Analyzes patterns and trends from Digital Twin data
Generates actionable insights and recommendations
Automates routine decision-making processes
Provides context-aware responses using RAG technology
Escalates complex issues to human operators
3️⃣ Human Layer: Operator Decision Environment (Green)
Purpose
Enables human oversight, strategic decision-making, and intervention when needed.
Key Components
Human-in-the-loop: Keeps humans in control of critical decisions
Well-Cognitive Interface: Presents data for informed judgment
Analytics Dashboard: Visualizes trends and insights
Data Flow
Both Digital Twin (Micro) and AI Agent (Macro) feed into → Human Layer for Well-Cognitive Decision Making
Function
Reviews AI recommendations and Digital Twin status
Makes strategic and high-stakes decisions
Handles exceptions and edge cases
Validates AI agent actions
Provides domain expertise and contextual understanding
Ensures ethical and business-aligned outcomes
🔁 Continuous Update Loop: The Key Differentiator
Feedback Mechanism
All three layers are connected through Continuous Update pathways (red arrows), creating a closed-loop system:
Human Layer → feeds decisions back to Data Sources
Micro Layer → continuously updates Human Layer
Macro Layer → continuously updates Human Layer
System-wide → all layers update the central processing and data sources
Benefits
Adaptive Learning: System improves based on human decisions
Real-time Optimization: Immediate response to changes
Knowledge Accumulation: RAG database grows with operations
Closed-loop Control: Decisions are implemented and their effects monitored
🎯 Integration Points
From Physical to Digital (Left → Right)
High-resolution data from multiple sources
Well-defined deterministic processing ensures data quality
Parallel paths: Real-time model (Micro) and Event logging (Macro)

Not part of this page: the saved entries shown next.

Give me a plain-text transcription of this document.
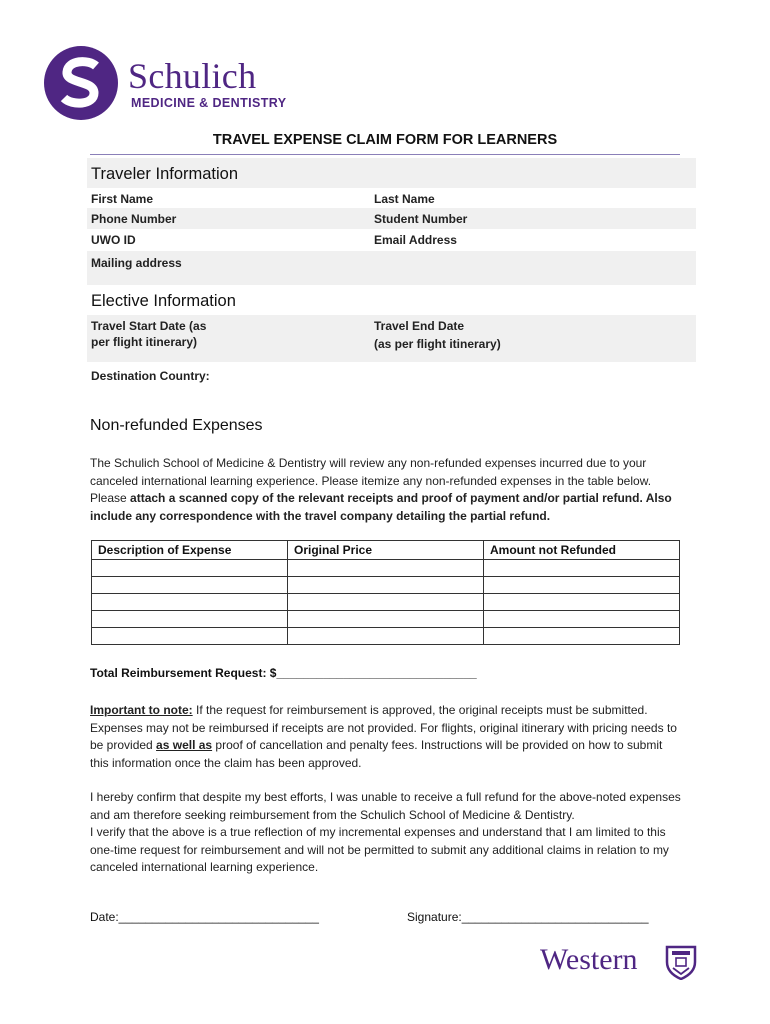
Schulich
MEDICINE & DENTISTRY
TRAVEL EXPENSE CLAIM FORM FOR LEARNERS
Traveler Information
First Name	Last Name
Phone Number	Student Number
UWO ID	Email Address
Mailing address
Elective Information
Travel Start Date (as
per flight itinerary)
Travel End Date
(as per flight itinerary)
Destination Country:
Non-refunded Expenses
The Schulich School of Medicine & Dentistry will review any non-refunded expenses incurred due to your canceled international learning experience. Please itemize any non-refunded expenses in the table below. Please attach a scanned copy of the relevant receipts and proof of payment and/or partial refund. Also include any correspondence with the travel company detailing the partial refund.
Description of Expense	Original Price	Amount not Refunded

Total Reimbursement Request: $______________________________
Important to note: If the request for reimbursement is approved, the original receipts must be submitted. Expenses may not be reimbursed if receipts are not provided. For flights, original itinerary with pricing needs to be provided as well as proof of cancellation and penalty fees. Instructions will be provided on how to submit this information once the claim has been approved.
I hereby confirm that despite my best efforts, I was unable to receive a full refund for the above-noted expenses and am therefore seeking reimbursement from the Schulich School of Medicine & Dentistry.
I verify that the above is a true reflection of my incremental expenses and understand that I am limited to this one-time request for reimbursement and will not be permitted to submit any additional claims in relation to my canceled international learning experience.
Date:______________________________	Signature:____________________________
Western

From Digital to Action (Right → Left)
Human decisions informed by both layers
Actions feed back to physical systems
Results captured and analyzed in next cycle
💡 Key Innovation: Three-Way Synergy
Micro (Digital Twin): “What is happening right now?”
Macro (AI Agent): “What does it mean and what should we do?”
Human: “Is this the right decision given our goals?”
Each layer compensates for the others’ limitations:
Digital Twins provide accuracy but lack context
AI Agents provide intelligence but need validation
Humans provide wisdom but need information support
📝 Summary
This architecture integrates three operational environments: the Micro Layer uses real-time data to maintain Digital Twins of physical assets, the Macro Layer employs LLM-based AI Agents with RAG to analyze events and generate intelligent recommendations, and the Human Layer ensures well-cognitive decision-making through human-in-the-loop oversight. All three layers continuously update each other and feed decisions back to the operational systems, creating a self-improving closed-loop architecture. This synergy combines real-time precision, artificial intelligence, and human expertise to achieve optimal digital operations.